Freunde

Die Lufthansa Maschine stand pünktlich vor der Tür und auch das Einchecken geht in Coronazeiten blitzschnell. Der kleine Airbus war zu 40 % voll und der Käptn sagte durch, dass jeder sich einen Platz suchen kann, wo er anderen nicht zu nah kommt. Das haben auch viele ausgenutzt. Ich empfand die Atmosphäre sehr bedrückend. Natürlich waren auch in USA viele Einschränkungen, im Supermarkt war der Zutritt beschränkt, einige Gänge waren als Einbahn markiert und überall gibt es Tücher zum Desinfizieren. Dennoch empfinde ich die Lage dort angenehm und nicht panisch. Doch das hat sich sofort geändert als ich in diese Maschine stieg, zum ersten Mal wieder Landsleute um mich herum hatte. Eine Maske zu tragen ist ja gut und nützlich, aber es gab etliche Personen in Vollverkleidung, das heißt sie trugen einen Schutzanzug mit Kapuze, Schutzbrille und Handschuhe. Fast alle Passagiere waren in jüngerem Alter, würde mal sagen Durchschnitt so um die 35, den ich kräftig in die Höhe gedrückt habe. Also nicht unbedingt Risikogruppe. Also das finde ich doch sehr übertrieben.

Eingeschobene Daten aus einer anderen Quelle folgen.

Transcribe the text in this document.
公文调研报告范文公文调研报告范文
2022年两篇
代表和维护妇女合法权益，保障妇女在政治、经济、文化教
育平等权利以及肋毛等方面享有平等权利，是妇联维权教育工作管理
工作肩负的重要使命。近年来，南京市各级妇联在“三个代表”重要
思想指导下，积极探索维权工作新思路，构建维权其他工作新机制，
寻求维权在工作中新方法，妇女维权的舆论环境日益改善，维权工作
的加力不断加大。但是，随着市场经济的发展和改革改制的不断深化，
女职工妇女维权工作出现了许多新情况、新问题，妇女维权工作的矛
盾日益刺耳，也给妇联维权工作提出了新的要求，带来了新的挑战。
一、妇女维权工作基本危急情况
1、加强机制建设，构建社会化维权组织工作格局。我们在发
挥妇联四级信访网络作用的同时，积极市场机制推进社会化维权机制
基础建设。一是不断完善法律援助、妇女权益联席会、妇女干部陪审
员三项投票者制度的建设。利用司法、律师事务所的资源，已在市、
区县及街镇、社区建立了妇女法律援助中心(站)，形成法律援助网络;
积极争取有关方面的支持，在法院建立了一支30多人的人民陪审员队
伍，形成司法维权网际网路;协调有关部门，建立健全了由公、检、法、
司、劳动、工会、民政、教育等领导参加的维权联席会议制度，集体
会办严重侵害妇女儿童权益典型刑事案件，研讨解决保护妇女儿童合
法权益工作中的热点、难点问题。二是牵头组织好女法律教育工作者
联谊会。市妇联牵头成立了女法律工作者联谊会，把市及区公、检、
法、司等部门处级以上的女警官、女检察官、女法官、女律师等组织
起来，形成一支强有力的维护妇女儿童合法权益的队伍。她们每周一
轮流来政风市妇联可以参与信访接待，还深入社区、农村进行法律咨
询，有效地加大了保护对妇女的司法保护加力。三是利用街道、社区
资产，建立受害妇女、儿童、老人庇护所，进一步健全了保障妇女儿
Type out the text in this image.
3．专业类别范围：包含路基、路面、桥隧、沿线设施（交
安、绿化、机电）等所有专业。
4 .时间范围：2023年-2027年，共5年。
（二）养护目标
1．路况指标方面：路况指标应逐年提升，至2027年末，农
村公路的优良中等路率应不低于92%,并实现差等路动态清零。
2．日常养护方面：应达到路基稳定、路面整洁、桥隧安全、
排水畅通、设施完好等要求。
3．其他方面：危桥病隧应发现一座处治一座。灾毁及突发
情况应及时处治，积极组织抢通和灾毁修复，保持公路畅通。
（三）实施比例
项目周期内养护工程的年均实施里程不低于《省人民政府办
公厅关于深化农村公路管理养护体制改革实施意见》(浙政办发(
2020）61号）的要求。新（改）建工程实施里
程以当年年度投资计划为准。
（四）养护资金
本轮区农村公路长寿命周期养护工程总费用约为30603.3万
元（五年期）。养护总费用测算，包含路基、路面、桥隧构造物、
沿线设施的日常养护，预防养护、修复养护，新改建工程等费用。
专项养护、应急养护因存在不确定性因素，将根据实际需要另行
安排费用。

Mein Plan war, vom Flughafen die S-Bahn nach Wiesbaden zu nehmen und dann ein Taxi nach Taunusstein. Meine Familie wollte/konnte mich nicht abholen, da in Deutschland ja die schöne Regel gilt, dass Großeltern nicht besucht werden sollen. Was natürlich in USA nicht gilt. Dort war das Leben viel freier. Ja, ich weiß, die Krankheitszahlen sind übel, die USA sind nicht unbedingt ein Vorbild, aber das liegt an dem großartigen Präsidenten, der Corona ja eigentlich nicht wahrhaben will. Ein Vorbild können sie nicht sein, aber trotzdem habe ich mich dort sehr viel wohler gefühlt. Als ich aus dem Gate kam standen dennoch einige Abholer da und ich war schon etwas traurig, dass auf mich niemand gewartet hat, gerade in diesen traurigen Zeiten braucht man jemand. Und dann sah ich ein bekanntes Gesicht. Ein Freund, mit dem ich von London gechattet hatte, den ich aber im richtigen Leben seit Jahren nicht gesehen hatte. Stand da und wollte mich abholen.

Gut dass ich eine Maske trug. So konnte niemand sehen wie ich den Mund vor Staunen aufriss und erstmal überhaupt kein Wort heraus brachte. Er meinte so lapidar, ach, er hätte sich gelangweilt und gedacht, warum soll ich nicht zum Flughafen fahren. Klar, in Coronazeiten hat man ja am Abend Langeweile, aber ich weiß, dass da mehr dahinter steckte. Einfach eine absolut liebe und nette Geste, weil ich so einen langen umständlichen Flug hatte. Reiner ich liebe dich und ganz herzlichen Dank.

Das heißt natürlich nicht, dass wir uns demnächst nicht wieder virtuell zerfetzen!

Und so eine Krise zeigt dir auch sehr gut, wer dein Freund ist und wer nicht.